Follow The Money: Decoding PayPal’s Withdrawal From Turkey

                          Turkey Follow The Money: Decoding PayPal's Withdraw From Turkey

                                     July 14th,  2016

 
Author: Üner Karabiyik
Contactunerkarabiyik@gmail.com
 
AuthorEmre Dogru
Relevant ServiceGovernment Relations 
Contactemre.dogru@stratejico.com

 

 

 

 

 Does the global payment services company need a new regulatory affairs strategy to resume its operations in Turkey?

PayPal has suspended its operations in Turkey as of June 6th, 2016. The decision was taken due to the refusal of Turkey’s banking regulator agency to grant a required license for the resumption of payment services. According to  PayPal spokesperson quoted by TechCrunch, the disagreement is caused by Turkey’s financial regulation that “requires PayPal to fully localize information and technology systems in Turkey.” In a notice to customers, PayPal said it would continue its attempts to obtain the  licenses to resume payment processing in Turkey. However, it remains to be seen how the company will determine a new strategy for Turkey and how the Turkish government will respond.

The incident stirred a debate among IT gurus, costumers and pundits regarding the implications of Turkey’s political and legal environment on its connectedness with global economy. Therefore, looking deeper into the underlying reasons and possible solutions is critical to understanding how the payment services and e-commerce sectors will be affected.

The Logic Behind the Regulation

An announcement by Turkey’s Banking Regulation and Supervision Agency (BRSA) claims that Turkey’s demand for the localization of IT systems is in line with the Law No: 6493 enacted in 2013. Comments by BRSA’s chairman assert that the agency communicated the issue with PayPal in previous encounters. However, in addition to refusing to transfer its IT systems to Turkey due to its corporate policies, the company also did not respond to BRSA’s suggestion to apply for a limited type of license within the “cross-border” framework allowed by the law.

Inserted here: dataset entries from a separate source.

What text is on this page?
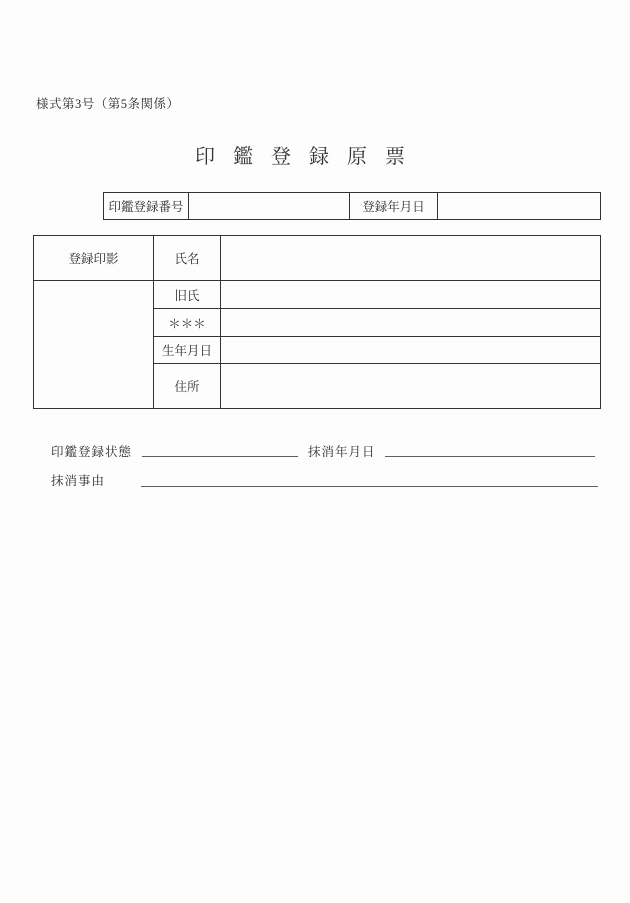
様式第3号（第5条関係）
印鑑登録原票
印鑑登録番号		登録年月日	
登録印影	氏名	
	旧氏	
	＊＊＊	
	生年月日	
	住所	
印鑑登録状態	抹消年月日
抹消事由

Since the debate has become highly politicized, understanding the goal and strategy of the Turkish government is important to make an accurate analysis. Below are the highlights of the law’s preamble:

  • Creating a coherent legal framework in line with EU and international legislation to regulate the expanding non-cash payment services, whose importance is increasing in the economic life.
  • Allowing non-bank payment service companies to operate in Turkey, improving competition and service quality in the field, decreasing the costs and broadening access.
  • Determining the rules and regulations within a regulatory framework to ensure control and audit of payment and electronic currency companies.
  • Establishing a supervision mechanism by the Central Bank for the stable operation of payment and securities systems.

A Complex Stakeholder Landscape

Given the complexity of the situation, in part created by reciprocal declarations from both sides, it is unlikely that BRSA will step back and make regulatory changes in the short-term. Moreover, BRSA is not the sole decision-maker on the topic. The Revenue Administration, the Financial Crimes Investigation Board (FCIB) and Central Bank of the Republic of Turkey (CBRT) are also important players. Let’s have a look at their positions.

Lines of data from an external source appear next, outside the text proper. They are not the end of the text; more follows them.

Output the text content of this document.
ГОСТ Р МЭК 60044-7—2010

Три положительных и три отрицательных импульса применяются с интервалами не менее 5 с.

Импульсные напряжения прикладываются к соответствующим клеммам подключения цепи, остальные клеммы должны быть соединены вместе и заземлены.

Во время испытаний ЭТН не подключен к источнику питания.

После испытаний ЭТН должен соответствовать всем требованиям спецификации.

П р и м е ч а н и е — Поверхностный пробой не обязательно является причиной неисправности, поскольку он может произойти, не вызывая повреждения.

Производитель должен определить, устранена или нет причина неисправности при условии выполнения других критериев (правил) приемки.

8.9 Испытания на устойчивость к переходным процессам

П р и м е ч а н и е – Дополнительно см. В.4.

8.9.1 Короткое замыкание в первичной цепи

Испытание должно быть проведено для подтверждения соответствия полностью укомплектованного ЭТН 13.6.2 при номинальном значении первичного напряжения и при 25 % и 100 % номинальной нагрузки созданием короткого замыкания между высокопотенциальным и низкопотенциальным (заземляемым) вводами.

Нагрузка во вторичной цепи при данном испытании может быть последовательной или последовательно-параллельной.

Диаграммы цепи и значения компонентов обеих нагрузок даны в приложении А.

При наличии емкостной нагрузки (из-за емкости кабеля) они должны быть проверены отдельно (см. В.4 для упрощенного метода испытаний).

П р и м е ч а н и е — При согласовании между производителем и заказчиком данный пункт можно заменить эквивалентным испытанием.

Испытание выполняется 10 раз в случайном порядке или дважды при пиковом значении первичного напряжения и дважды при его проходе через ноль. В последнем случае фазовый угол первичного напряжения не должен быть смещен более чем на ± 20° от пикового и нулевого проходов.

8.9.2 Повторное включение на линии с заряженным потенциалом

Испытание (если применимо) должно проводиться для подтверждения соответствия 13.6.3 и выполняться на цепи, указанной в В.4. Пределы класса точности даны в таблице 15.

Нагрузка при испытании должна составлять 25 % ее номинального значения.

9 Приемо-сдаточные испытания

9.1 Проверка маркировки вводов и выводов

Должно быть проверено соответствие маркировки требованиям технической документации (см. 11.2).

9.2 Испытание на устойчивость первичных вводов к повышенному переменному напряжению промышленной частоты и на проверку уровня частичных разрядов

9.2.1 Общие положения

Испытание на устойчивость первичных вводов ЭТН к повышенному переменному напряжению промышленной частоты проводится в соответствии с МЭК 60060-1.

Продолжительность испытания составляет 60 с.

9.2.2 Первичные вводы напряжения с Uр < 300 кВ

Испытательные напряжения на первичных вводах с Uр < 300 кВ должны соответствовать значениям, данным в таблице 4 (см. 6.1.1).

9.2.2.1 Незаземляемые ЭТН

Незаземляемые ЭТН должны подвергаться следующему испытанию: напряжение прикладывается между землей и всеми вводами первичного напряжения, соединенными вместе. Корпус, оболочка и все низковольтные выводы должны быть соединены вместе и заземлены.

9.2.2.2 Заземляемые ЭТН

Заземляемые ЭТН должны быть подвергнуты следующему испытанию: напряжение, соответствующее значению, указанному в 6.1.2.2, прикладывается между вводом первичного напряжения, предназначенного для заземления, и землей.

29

The tax dimension is important for the Revenue Administration. The Administration expects greater revenues based on the example of the tax issue between Italian government and Google. It is possible to diversify money traffic in addition to goods traffic when it comes to customs duties.

What matters for FCIB is to control money traffic thus to be able to prevent and investigate financial crimes. For this reason, it is important to have the critical infrastructure related to this traffic within the jurisdiction of the Turkish law. This is an important issue in the fight against terrorism and financing of terrorism.

Even though CBRT sees the issue within the authority of BRSA, money transfers are important for its activities as well.

Road Ahead for PayPal

Under the current circumstances, there seems to be three options for PayPal if it wishes to continue its operations in Turkey:

  1. Abandoning some of its activities and continue as a “cross border” platform under a limited license model.
  2. Establishing payment services’ IT systems in Turkey and synchronizing them with the systems abroad. This means setting up a special system in Turkey only to meet the limits of the Turkish regulations, which will be simultaneously connected to its international systems. Turkey possesses competences and infrastructure to provide that capacity. Given the global scope of PayPal’s global activities, this option should be considered according to PayPal’s market share in Turkey. Whether it’s a worthy undertaking is a business decision .
  3. Considering Turkey as a financial hub instead of a single country, which can be beneficial for tax and payment services purposes.

There might be other options as the situation unfolds. What’s clear is that PayPal needs a new regulatory affairs strategy that supports its business goals in Turkey.